Las increíbles declaraciones de un alto prelado polaco, el padre Edward Staniek, expresado el viernes pasado durante una homilía, recorren el mundo. Sus palabras sorprendieron a los fieles presentes e hicieron que inicialmente muchos feligreses pensaran que tenían un error.

Un caso real estalló dentro de la comunidad católica de Polonia, fue revivido primero por los medios locales y ahora aparece en las primeras páginas de los periódicos de todo el mundo.
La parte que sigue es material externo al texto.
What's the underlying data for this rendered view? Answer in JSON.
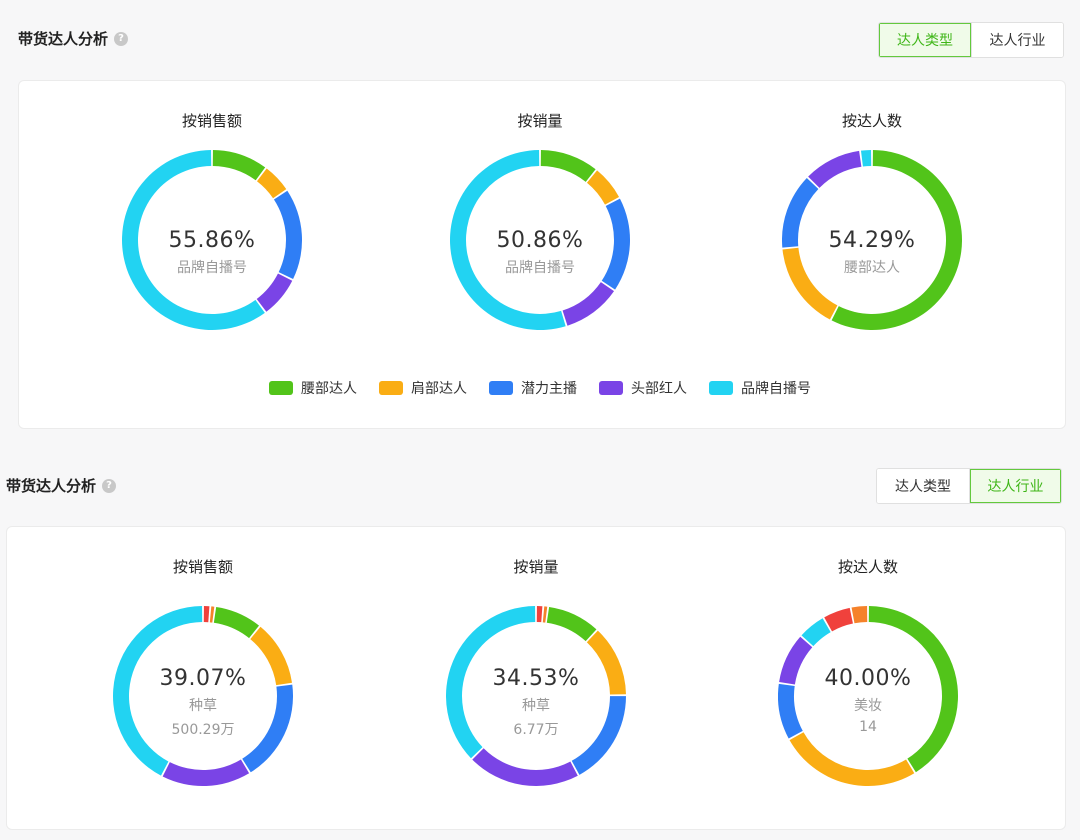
{
  "colors": {
    "accent_green": "#3fb618",
    "waist": "#52c41a",
    "shoulder": "#faad14",
    "potential": "#2f7ef5",
    "head": "#7a44e6",
    "brand": "#22d3f2",
    "red": "#f0413c",
    "orange": "#f5822a",
    "track": "#ffffff"
  },
  "section1": {
    "title": "带货达人分析",
    "help_icon": "?",
    "toggle": [
      "达人类型",
      "达人行业"
    ],
    "active_tab": 0
  },
  "section2": {
    "title": "带货达人分析",
    "help_icon": "?",
    "toggle": [
      "达人类型",
      "达人行业"
    ],
    "active_tab": 1
  },
  "legend": [
    {
      "label": "腰部达人",
      "color": "#52c41a"
    },
    {
      "label": "肩部达人",
      "color": "#faad14"
    },
    {
      "label": "潜力主播",
      "color": "#2f7ef5"
    },
    {
      "label": "头部红人",
      "color": "#7a44e6"
    },
    {
      "label": "品牌自播号",
      "color": "#22d3f2"
    }
  ],
  "chart_data": [
    {
      "type": "pie",
      "title": "按销售额",
      "center": {
        "pct": "55.86%",
        "label": "品牌自播号"
      },
      "series": [
        {
          "name": "腰部达人",
          "value": 9.5,
          "color": "#52c41a"
        },
        {
          "name": "肩部达人",
          "value": 5.0,
          "color": "#faad14"
        },
        {
          "name": "潜力主播",
          "value": 15.5,
          "color": "#2f7ef5"
        },
        {
          "name": "头部红人",
          "value": 7.0,
          "color": "#7a44e6"
        },
        {
          "name": "品牌自播号",
          "value": 55.86,
          "color": "#22d3f2"
        }
      ]
    },
    {
      "type": "pie",
      "title": "按销量",
      "center": {
        "pct": "50.86%",
        "label": "品牌自播号"
      },
      "series": [
        {
          "name": "腰部达人",
          "value": 10.0,
          "color": "#52c41a"
        },
        {
          "name": "肩部达人",
          "value": 6.0,
          "color": "#faad14"
        },
        {
          "name": "潜力主播",
          "value": 16.0,
          "color": "#2f7ef5"
        },
        {
          "name": "头部红人",
          "value": 10.0,
          "color": "#7a44e6"
        },
        {
          "name": "品牌自播号",
          "value": 50.86,
          "color": "#22d3f2"
        }
      ]
    },
    {
      "type": "pie",
      "title": "按达人数",
      "center": {
        "pct": "54.29%",
        "label": "腰部达人"
      },
      "series": [
        {
          "name": "腰部达人",
          "value": 54.29,
          "color": "#52c41a"
        },
        {
          "name": "肩部达人",
          "value": 15.0,
          "color": "#faad14"
        },
        {
          "name": "潜力主播",
          "value": 13.0,
          "color": "#2f7ef5"
        },
        {
          "name": "头部红人",
          "value": 10.0,
          "color": "#7a44e6"
        },
        {
          "name": "品牌自播号",
          "value": 2.0,
          "color": "#22d3f2"
        }
      ]
    },
    {
      "type": "pie",
      "title": "按销售额",
      "center": {
        "pct": "39.07%",
        "label": "种草",
        "value": "500.29万"
      },
      "series": [
        {
          "value": 1.2,
          "color": "#f0413c"
        },
        {
          "value": 0.8,
          "color": "#f5822a"
        },
        {
          "value": 8.0,
          "color": "#52c41a"
        },
        {
          "value": 11.0,
          "color": "#faad14"
        },
        {
          "value": 17.0,
          "color": "#2f7ef5"
        },
        {
          "value": 15.0,
          "color": "#7a44e6"
        },
        {
          "value": 39.07,
          "color": "#22d3f2"
        }
      ]
    },
    {
      "type": "pie",
      "title": "按销量",
      "center": {
        "pct": "34.53%",
        "label": "种草",
        "value": "6.77万"
      },
      "series": [
        {
          "value": 1.2,
          "color": "#f0413c"
        },
        {
          "value": 0.8,
          "color": "#f5822a"
        },
        {
          "value": 9.0,
          "color": "#52c41a"
        },
        {
          "value": 12.0,
          "color": "#faad14"
        },
        {
          "value": 16.0,
          "color": "#2f7ef5"
        },
        {
          "value": 19.0,
          "color": "#7a44e6"
        },
        {
          "value": 34.53,
          "color": "#22d3f2"
        }
      ]
    },
    {
      "type": "pie",
      "title": "按达人数",
      "center": {
        "pct": "40.00%",
        "label": "美妆",
        "value": "14"
      },
      "series": [
        {
          "value": 40.0,
          "color": "#52c41a"
        },
        {
          "value": 25.0,
          "color": "#faad14"
        },
        {
          "value": 10.0,
          "color": "#2f7ef5"
        },
        {
          "value": 9.0,
          "color": "#7a44e6"
        },
        {
          "value": 5.0,
          "color": "#22d3f2"
        },
        {
          "value": 5.0,
          "color": "#f0413c"
        },
        {
          "value": 3.0,
          "color": "#f5822a"
        }
      ]
    }
  ]
}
El protagonista no es un sacerdote ordinario, sino un miembro importante de la llamada iglesia "tradicionalista", a menudo en contraste con el cuidado pastoral del Papa Bergoglio [VIDEO].

Don Edward Staniek es un sacerdote muy conocido en Polonia, fue ordenado sacerdote en 1965 por un "cierto" Karol Wojtyla, entonces un joven obispo de Cracovia y celebró el prestigioso puesto de rector del seminario de Krakow, durante casi una década entre 1993 y el 2001.

Palabras de una gravedad nunca vista, nunca escuchadas durante una homilía

En esencia, el prelado se habría expresado en el Papa Bergoglio con términos que no pueden definirse como irrelevantes. Básicamente, el padre Staniek habría dicho que estaba orando para que Francisco tenga discernimiento, pidiendo que su corazón esté abierto al Espíritu Santo, deseando poder regresar a la Casa del Padre lo antes posible.

Luego concluyó estas palabras, consideradas por muchos como ilusorias, con la esperanza y el deseo de que Papa Francisco [VIDEO] no sufra y tenga la "gracia" de tener "buena muerte".

Como se puede imaginar, estas palabras han dejado atónitos a los fieles presentes y en poco tiempo han tenido gran eco en toda Polonia.

Inmediatamente, por supuesto, la intervención del arzobispo de Cracovia, que prontamente condenó y censuró los deseos del padre Edward. Sus palabras fueron claras y decisivas, mostrando tristeza y amargura por lo que se dijo sobre el Papa Francisco.

Para los medios locales, durante algún tiempo el Padre Staniek se había posicionado en términos muy críticos sobre el magisterio iniciado por Bergoglio, a menudo presentando públicamente sus numerosas aperturas que definió como " demasiado liberales". Además, la actitud del vaticano hacia la comunidad musulmana, según el predicador, alejaría a la Iglesia de Jesús.

Lo más probable es que, como de costumbre, no haya más comentarios desde el exterior y la pregunta se resolverá tratando de limitar el posible alboroto adicional, como siempre ocurre en las salas secretas del Vaticano.